In 1989, New York authorities discovered the infant's remains in a car at a junkyard. By then, Odell's father was dead, and no charges were ever filed. With the discovery of the three infants in Arizona, the case is being reopened.
Odell delivered the three alleged victims between 1981 and 1984, according to officials in Arizona. She told investigators those babies died shortly after their births, officials said.
"There's got to be some reason in that time span of years, that she must have thought that it was better off for the kids not to be alive," Milligan said. "It might have been the man she was involved with, or something she was involved in."
Much of Odell's past is murky. Her mother, whom she lived with at times from 1981 to 1984, is dead. Police have yet to interview family members and friends scattered across the country, investigators said.
Since 1984, Odell had five children with Sauerstein. Those children, all under 18, are living with him in Rome. Sauerstein's phone is out of service.

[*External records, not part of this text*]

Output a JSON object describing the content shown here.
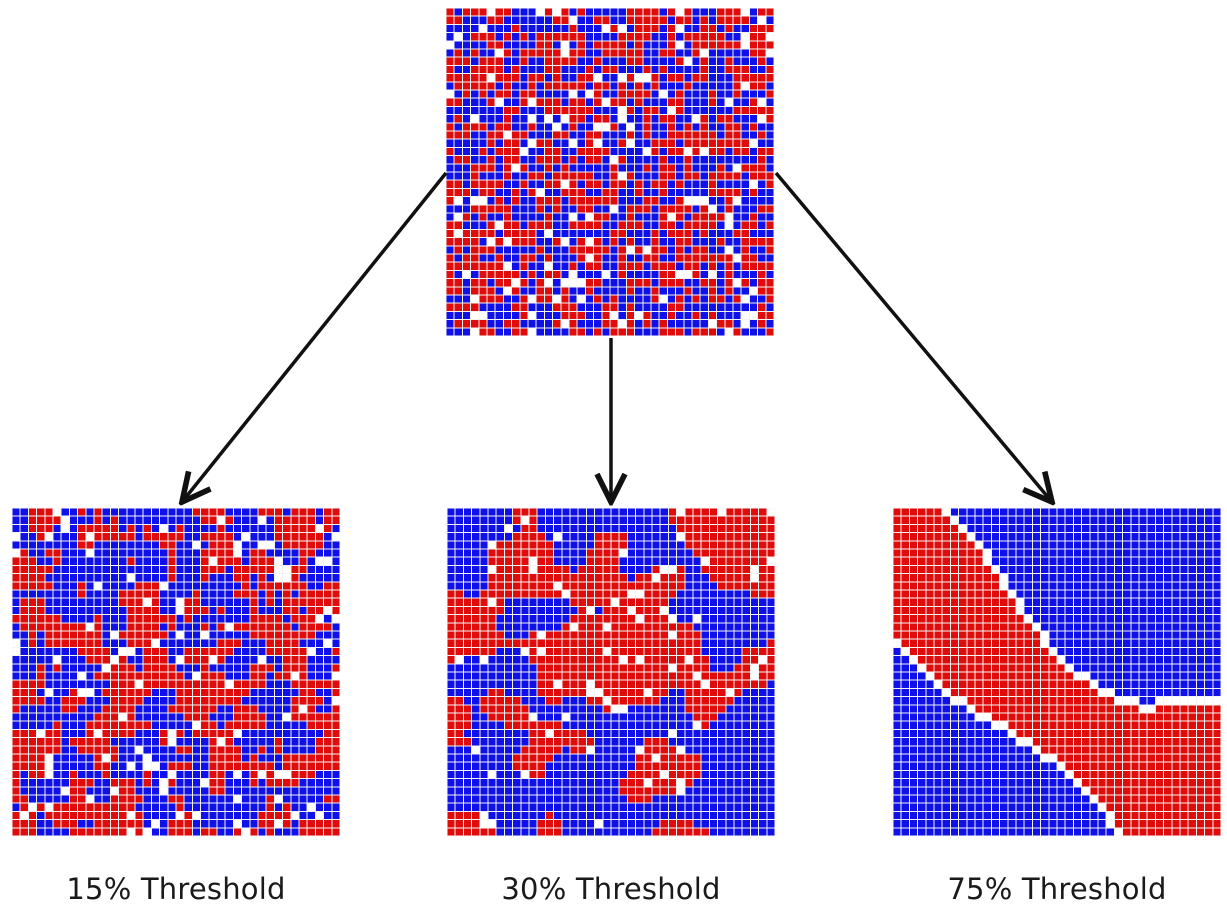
{
  "colors": {
    "group_a": "#e00b0b",
    "group_b": "#1010e8",
    "empty": "#ffffff",
    "grid_line": "#f4f4f4",
    "arrow": "#111111"
  },
  "grids": {
    "initial": {
      "pattern": "random-mix",
      "cells_per_side": 40
    },
    "threshold_15": {
      "label": "15% Threshold",
      "pattern": "fine-mix",
      "cells_per_side": 40
    },
    "threshold_30": {
      "label": "30% Threshold",
      "pattern": "clustered",
      "cells_per_side": 40
    },
    "threshold_75": {
      "label": "75% Threshold",
      "pattern": "segregated",
      "cells_per_side": 40
    }
  }
}
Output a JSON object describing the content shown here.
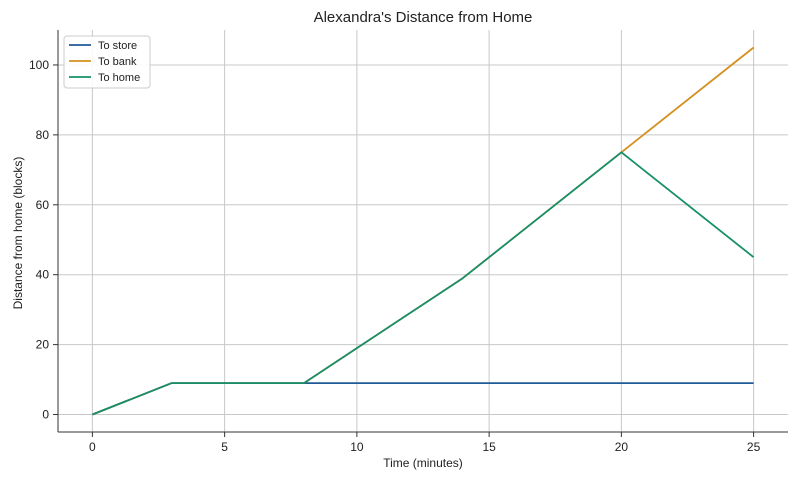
{
  "chart_data": {
    "type": "line",
    "title": "Alexandra's Distance from Home",
    "xlabel": "Time (minutes)",
    "ylabel": "Distance from home (blocks)",
    "xlim": [
      -1.3,
      26.3
    ],
    "ylim": [
      -5,
      110
    ],
    "xticks": [
      0,
      5,
      10,
      15,
      20,
      25
    ],
    "yticks": [
      0,
      20,
      40,
      60,
      80,
      100
    ],
    "grid": true,
    "legend_position": "top-left",
    "series": [
      {
        "name": "To store",
        "color": "#1f5a96",
        "points": [
          [
            0,
            0
          ],
          [
            3,
            9
          ],
          [
            8,
            9
          ],
          [
            25,
            9
          ]
        ]
      },
      {
        "name": "To bank",
        "color": "#d4901f",
        "points": [
          [
            0,
            0
          ],
          [
            3,
            9
          ],
          [
            8,
            9
          ],
          [
            10,
            19
          ],
          [
            14,
            39
          ],
          [
            20,
            75
          ],
          [
            25,
            105
          ]
        ]
      },
      {
        "name": "To home",
        "color": "#178f6a",
        "points": [
          [
            0,
            0
          ],
          [
            3,
            9
          ],
          [
            8,
            9
          ],
          [
            10,
            19
          ],
          [
            14,
            39
          ],
          [
            20,
            75
          ],
          [
            25,
            45
          ]
        ]
      }
    ]
  }
}
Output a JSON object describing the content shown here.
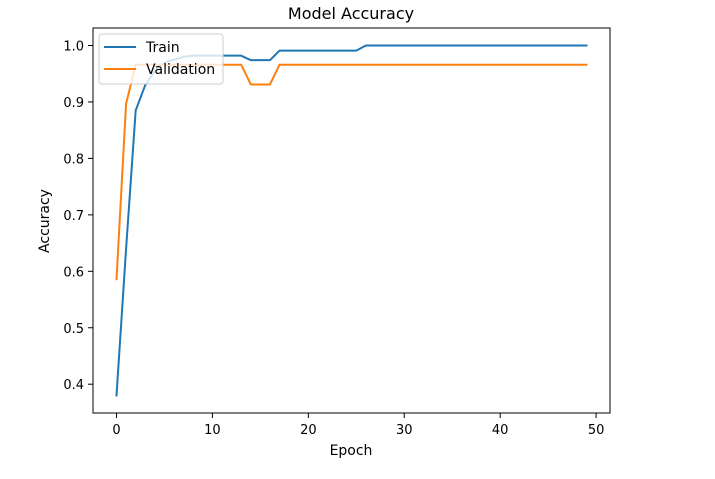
{
  "chart_data": {
    "type": "line",
    "title": "Model Accuracy",
    "xlabel": "Epoch",
    "ylabel": "Accuracy",
    "xlim": [
      -2.45,
      51.45
    ],
    "ylim": [
      0.349,
      1.031
    ],
    "xticks": [
      0,
      10,
      20,
      30,
      40,
      50
    ],
    "yticks": [
      0.4,
      0.5,
      0.6,
      0.7,
      0.8,
      0.9,
      1.0
    ],
    "ytick_labels": [
      "0.4",
      "0.5",
      "0.6",
      "0.7",
      "0.8",
      "0.9",
      "1.0"
    ],
    "grid": false,
    "legend_position": "upper-left",
    "x": [
      0,
      1,
      2,
      3,
      4,
      5,
      6,
      7,
      8,
      9,
      10,
      11,
      12,
      13,
      14,
      15,
      16,
      17,
      18,
      19,
      20,
      21,
      22,
      23,
      24,
      25,
      26,
      27,
      28,
      29,
      30,
      31,
      32,
      33,
      34,
      35,
      36,
      37,
      38,
      39,
      40,
      41,
      42,
      43,
      44,
      45,
      46,
      47,
      48,
      49
    ],
    "series": [
      {
        "name": "Train",
        "color": "#1f77b4",
        "values": [
          0.38,
          0.64,
          0.885,
          0.93,
          0.955,
          0.97,
          0.975,
          0.98,
          0.982,
          0.982,
          0.982,
          0.982,
          0.982,
          0.982,
          0.974,
          0.974,
          0.974,
          0.991,
          0.991,
          0.991,
          0.991,
          0.991,
          0.991,
          0.991,
          0.991,
          0.991,
          1.0,
          1.0,
          1.0,
          1.0,
          1.0,
          1.0,
          1.0,
          1.0,
          1.0,
          1.0,
          1.0,
          1.0,
          1.0,
          1.0,
          1.0,
          1.0,
          1.0,
          1.0,
          1.0,
          1.0,
          1.0,
          1.0,
          1.0,
          1.0
        ]
      },
      {
        "name": "Validation",
        "color": "#ff7f0e",
        "values": [
          0.586,
          0.897,
          0.966,
          0.966,
          0.966,
          0.966,
          0.966,
          0.966,
          0.966,
          0.966,
          0.966,
          0.966,
          0.966,
          0.966,
          0.931,
          0.931,
          0.931,
          0.966,
          0.966,
          0.966,
          0.966,
          0.966,
          0.966,
          0.966,
          0.966,
          0.966,
          0.966,
          0.966,
          0.966,
          0.966,
          0.966,
          0.966,
          0.966,
          0.966,
          0.966,
          0.966,
          0.966,
          0.966,
          0.966,
          0.966,
          0.966,
          0.966,
          0.966,
          0.966,
          0.966,
          0.966,
          0.966,
          0.966,
          0.966,
          0.966
        ]
      }
    ]
  }
}
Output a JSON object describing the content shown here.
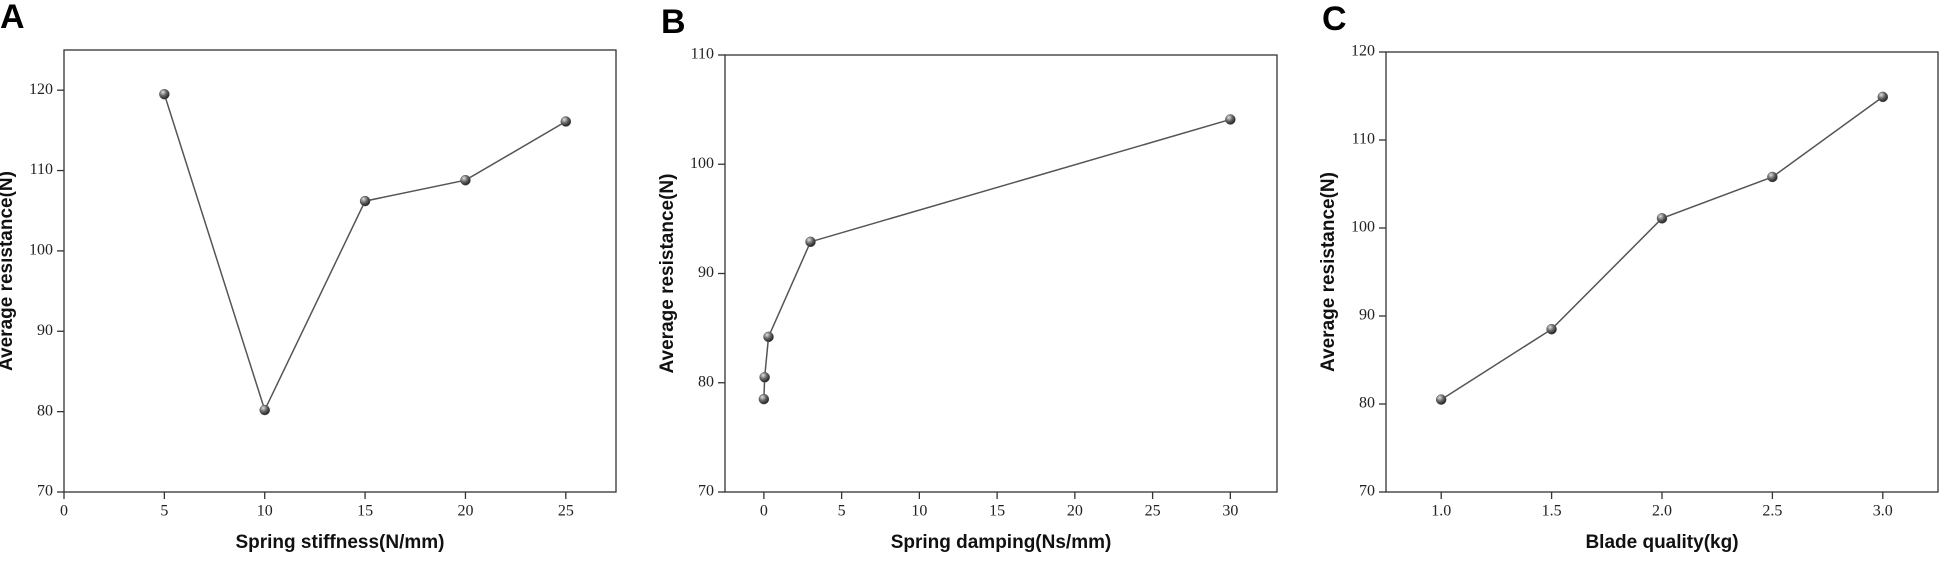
{
  "chart_data": [
    {
      "type": "line",
      "panel": "A",
      "x_label": "Spring stiffness(N/mm)",
      "y_label": "Average resistance(N)",
      "x": [
        5,
        10,
        15,
        20,
        25
      ],
      "series": [
        {
          "name": "Average resistance",
          "color": "#555555",
          "values": [
            119.5,
            80.2,
            106.2,
            108.8,
            116.1
          ]
        }
      ],
      "xlim": [
        0,
        27.5
      ],
      "xticks": [
        0,
        5,
        10,
        15,
        20,
        25
      ],
      "ylim": [
        70,
        125
      ],
      "yticks": [
        70,
        80,
        90,
        100,
        110,
        120
      ]
    },
    {
      "type": "line",
      "panel": "B",
      "x_label": "Spring damping(Ns/mm)",
      "y_label": "Average resistance(N)",
      "x": [
        0,
        0.05,
        0.3,
        3,
        30
      ],
      "series": [
        {
          "name": "Average resistance",
          "color": "#555555",
          "values": [
            78.5,
            80.5,
            84.2,
            92.9,
            104.1
          ]
        }
      ],
      "xlim": [
        -2.5,
        33
      ],
      "xticks": [
        0,
        5,
        10,
        15,
        20,
        25,
        30
      ],
      "ylim": [
        70,
        110
      ],
      "yticks": [
        70,
        80,
        90,
        100,
        110
      ]
    },
    {
      "type": "line",
      "panel": "C",
      "x_label": "Blade quality(kg)",
      "y_label": "Average resistance(N)",
      "x": [
        1.0,
        1.5,
        2.0,
        2.5,
        3.0
      ],
      "series": [
        {
          "name": "Average resistance",
          "color": "#555555",
          "values": [
            80.5,
            88.5,
            101.1,
            105.8,
            114.9
          ]
        }
      ],
      "xlim": [
        0.75,
        3.25
      ],
      "xticks": [
        {
          "value": 1,
          "label": "1.0"
        },
        1.5,
        {
          "value": 2,
          "label": "2.0"
        },
        2.5,
        {
          "value": 3,
          "label": "3.0"
        }
      ],
      "ylim": [
        70,
        120
      ],
      "yticks": [
        70,
        80,
        90,
        100,
        110,
        120
      ]
    }
  ]
}
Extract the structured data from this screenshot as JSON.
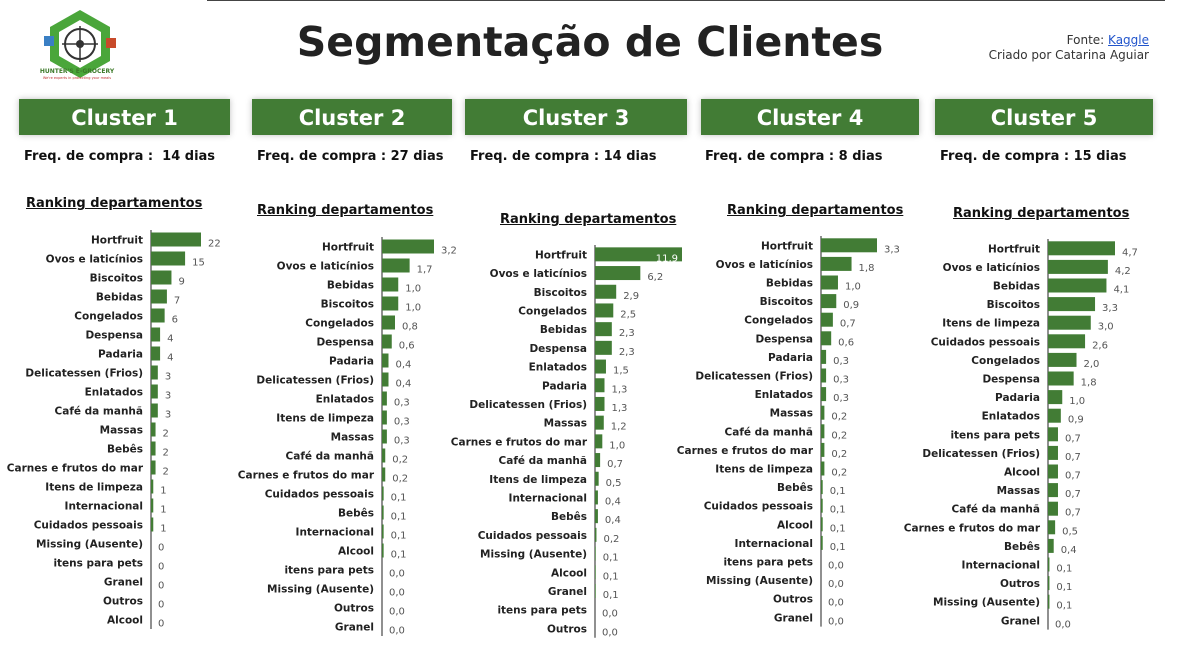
{
  "header": {
    "title": "Segmentação de Clientes",
    "source_prefix": "Fonte: ",
    "source_link": "Kaggle",
    "created_by": "Criado por Catarina Aguiar",
    "logo_text": "HUNTER'S E-GROCERY",
    "logo_subtext": "We're experts in protecting your meals"
  },
  "colors": {
    "bar": "#427c35",
    "header_bg": "#427c35",
    "axis": "#222222"
  },
  "chart_data": [
    {
      "type": "bar",
      "orientation": "horizontal",
      "cluster": "Cluster 1",
      "freq_label": "Freq. de compra :  14 dias",
      "title": "Ranking departamentos",
      "categories": [
        "Hortfruit",
        "Ovos e laticínios",
        "Biscoitos",
        "Bebidas",
        "Congelados",
        "Despensa",
        "Padaria",
        "Delicatessen (Frios)",
        "Enlatados",
        "Café da manhã",
        "Massas",
        "Bebês",
        "Carnes e frutos do mar",
        "Itens de limpeza",
        "Internacional",
        "Cuidados pessoais",
        "Missing (Ausente)",
        "itens para pets",
        "Granel",
        "Outros",
        "Alcool"
      ],
      "values": [
        22,
        15,
        9,
        7,
        6,
        4,
        4,
        3,
        3,
        3,
        2,
        2,
        2,
        1,
        1,
        1,
        0,
        0,
        0,
        0,
        0
      ],
      "value_labels": [
        "22",
        "15",
        "9",
        "7",
        "6",
        "4",
        "4",
        "3",
        "3",
        "3",
        "2",
        "2",
        "2",
        "1",
        "1",
        "1",
        "0",
        "0",
        "0",
        "0",
        "0"
      ]
    },
    {
      "type": "bar",
      "orientation": "horizontal",
      "cluster": "Cluster 2",
      "freq_label": "Freq. de compra : 27 dias",
      "title": "Ranking departamentos",
      "categories": [
        "Hortfruit",
        "Ovos e laticínios",
        "Bebidas",
        "Biscoitos",
        "Congelados",
        "Despensa",
        "Padaria",
        "Delicatessen (Frios)",
        "Enlatados",
        "Itens de limpeza",
        "Massas",
        "Café da manhã",
        "Carnes e frutos do mar",
        "Cuidados pessoais",
        "Bebês",
        "Internacional",
        "Alcool",
        "itens para pets",
        "Missing (Ausente)",
        "Outros",
        "Granel"
      ],
      "values": [
        3.2,
        1.7,
        1.0,
        1.0,
        0.8,
        0.6,
        0.4,
        0.4,
        0.3,
        0.3,
        0.3,
        0.2,
        0.2,
        0.1,
        0.1,
        0.1,
        0.1,
        0.0,
        0.0,
        0.0,
        0.0
      ],
      "value_labels": [
        "3,2",
        "1,7",
        "1,0",
        "1,0",
        "0,8",
        "0,6",
        "0,4",
        "0,4",
        "0,3",
        "0,3",
        "0,3",
        "0,2",
        "0,2",
        "0,1",
        "0,1",
        "0,1",
        "0,1",
        "0,0",
        "0,0",
        "0,0",
        "0,0"
      ]
    },
    {
      "type": "bar",
      "orientation": "horizontal",
      "cluster": "Cluster 3",
      "freq_label": "Freq. de compra : 14 dias",
      "title": "Ranking departamentos",
      "categories": [
        "Hortfruit",
        "Ovos e laticínios",
        "Biscoitos",
        "Congelados",
        "Bebidas",
        "Despensa",
        "Enlatados",
        "Padaria",
        "Delicatessen (Frios)",
        "Massas",
        "Carnes e frutos do mar",
        "Café da manhã",
        "Itens de limpeza",
        "Internacional",
        "Bebês",
        "Cuidados pessoais",
        "Missing (Ausente)",
        "Alcool",
        "Granel",
        "itens para pets",
        "Outros"
      ],
      "values": [
        11.9,
        6.2,
        2.9,
        2.5,
        2.3,
        2.3,
        1.5,
        1.3,
        1.3,
        1.2,
        1.0,
        0.7,
        0.5,
        0.4,
        0.4,
        0.2,
        0.1,
        0.1,
        0.1,
        0.0,
        0.0
      ],
      "value_labels": [
        "11,9",
        "6,2",
        "2,9",
        "2,5",
        "2,3",
        "2,3",
        "1,5",
        "1,3",
        "1,3",
        "1,2",
        "1,0",
        "0,7",
        "0,5",
        "0,4",
        "0,4",
        "0,2",
        "0,1",
        "0,1",
        "0,1",
        "0,0",
        "0,0"
      ]
    },
    {
      "type": "bar",
      "orientation": "horizontal",
      "cluster": "Cluster 4",
      "freq_label": "Freq. de compra : 8 dias",
      "title": "Ranking departamentos",
      "categories": [
        "Hortfruit",
        "Ovos e laticínios",
        "Bebidas",
        "Biscoitos",
        "Congelados",
        "Despensa",
        "Padaria",
        "Delicatessen (Frios)",
        "Enlatados",
        "Massas",
        "Café da manhã",
        "Carnes e frutos do mar",
        "Itens de limpeza",
        "Bebês",
        "Cuidados pessoais",
        "Alcool",
        "Internacional",
        "itens para pets",
        "Missing (Ausente)",
        "Outros",
        "Granel"
      ],
      "values": [
        3.3,
        1.8,
        1.0,
        0.9,
        0.7,
        0.6,
        0.3,
        0.3,
        0.3,
        0.2,
        0.2,
        0.2,
        0.2,
        0.1,
        0.1,
        0.1,
        0.1,
        0.0,
        0.0,
        0.0,
        0.0
      ],
      "value_labels": [
        "3,3",
        "1,8",
        "1,0",
        "0,9",
        "0,7",
        "0,6",
        "0,3",
        "0,3",
        "0,3",
        "0,2",
        "0,2",
        "0,2",
        "0,2",
        "0,1",
        "0,1",
        "0,1",
        "0,1",
        "0,0",
        "0,0",
        "0,0",
        "0,0"
      ]
    },
    {
      "type": "bar",
      "orientation": "horizontal",
      "cluster": "Cluster 5",
      "freq_label": "Freq. de compra : 15 dias",
      "title": "Ranking departamentos",
      "categories": [
        "Hortfruit",
        "Ovos e laticínios",
        "Bebidas",
        "Biscoitos",
        "Itens de limpeza",
        "Cuidados pessoais",
        "Congelados",
        "Despensa",
        "Padaria",
        "Enlatados",
        "itens para pets",
        "Delicatessen (Frios)",
        "Alcool",
        "Massas",
        "Café da manhã",
        "Carnes e frutos do mar",
        "Bebês",
        "Internacional",
        "Outros",
        "Missing (Ausente)",
        "Granel"
      ],
      "values": [
        4.7,
        4.2,
        4.1,
        3.3,
        3.0,
        2.6,
        2.0,
        1.8,
        1.0,
        0.9,
        0.7,
        0.7,
        0.7,
        0.7,
        0.7,
        0.5,
        0.4,
        0.1,
        0.1,
        0.1,
        0.0
      ],
      "value_labels": [
        "4,7",
        "4,2",
        "4,1",
        "3,3",
        "3,0",
        "2,6",
        "2,0",
        "1,8",
        "1,0",
        "0,9",
        "0,7",
        "0,7",
        "0,7",
        "0,7",
        "0,7",
        "0,5",
        "0,4",
        "0,1",
        "0,1",
        "0,1",
        "0,0"
      ]
    }
  ]
}
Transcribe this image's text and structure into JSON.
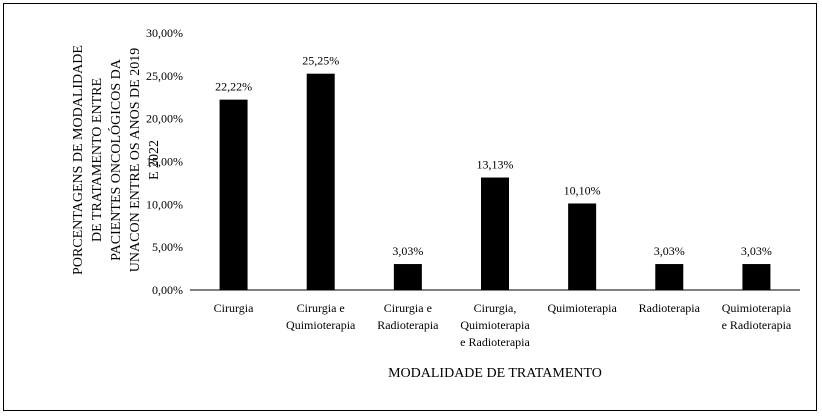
{
  "chart_data": {
    "type": "bar",
    "title": "",
    "xlabel": "MODALIDADE DE TRATAMENTO",
    "ylabel": "PORCENTAGENS DE MODALIDADE DE TRATAMENTO ENTRE PACIENTES ONCOLÓGICOS DA UNACON ENTRE OS ANOS DE 2019 E 2022",
    "ylabel_lines": [
      "PORCENTAGENS DE MODALIDADE",
      "DE TRATAMENTO ENTRE",
      "PACIENTES ONCOLÓGICOS DA",
      "UNACON ENTRE OS ANOS DE 2019",
      "E 2022"
    ],
    "categories": [
      [
        "Cirurgia"
      ],
      [
        "Cirurgia e",
        "Quimioterapia"
      ],
      [
        "Cirurgia e",
        "Radioterapia"
      ],
      [
        "Cirurgia,",
        "Quimioterapia",
        "e Radioterapia"
      ],
      [
        "Quimioterapia"
      ],
      [
        "Radioterapia"
      ],
      [
        "Quimioterapia",
        "e Radioterapia"
      ]
    ],
    "values": [
      22.22,
      25.25,
      3.03,
      13.13,
      10.1,
      3.03,
      3.03
    ],
    "value_labels": [
      "22,22%",
      "25,25%",
      "3,03%",
      "13,13%",
      "10,10%",
      "3,03%",
      "3,03%"
    ],
    "ylim": [
      0,
      30
    ],
    "yticks": [
      0,
      5,
      10,
      15,
      20,
      25,
      30
    ],
    "ytick_labels": [
      "0,00%",
      "5,00%",
      "10,00%",
      "15,00%",
      "20,00%",
      "25,00%",
      "30,00%"
    ],
    "grid": false,
    "legend": "none",
    "bar_color": "#000000"
  }
}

Milligan described Odell as a conscientious mother who stretched the family's limited income and welfare benefits to provide for them.
"I just can't see her doing it maliciously, not the way she was with her children," said Milligan, who described the youngsters as smart and polite. They included five of the Sauersteins' own children and two toddlers described as grandchildren they were raising, she said.
But some Kauneonga Lake residents described Odell as "stern" or "coarse."
Jeffrey Strohl, who lived across the street and helped Odell get a job at a Montrose grocery store, said she was let go within a month. Odell argued with supervisors and customers alike, he said.
"Say you ordered a pound of ham sliced thin. She would slice it thick, and say 'That's what you said,' " Strohl said.
"He (Sauerstein) seemed like a likable fellow," Strohl said. "To be honest, I think he might even be surprised by all this, because I never got a wrong impression on him."
Milligan's 15-year-old son, Leslie, said the Sauerstein children were tired of moving. He was close to one of the children, a boy who was his age but was two years behind him in school because of the moves.
"He didn't want to move (again). He said he wanted to stay here," Leslie Milligan said.
"They just said they would move from house to house because of debt," he said. "That's what Dianne said."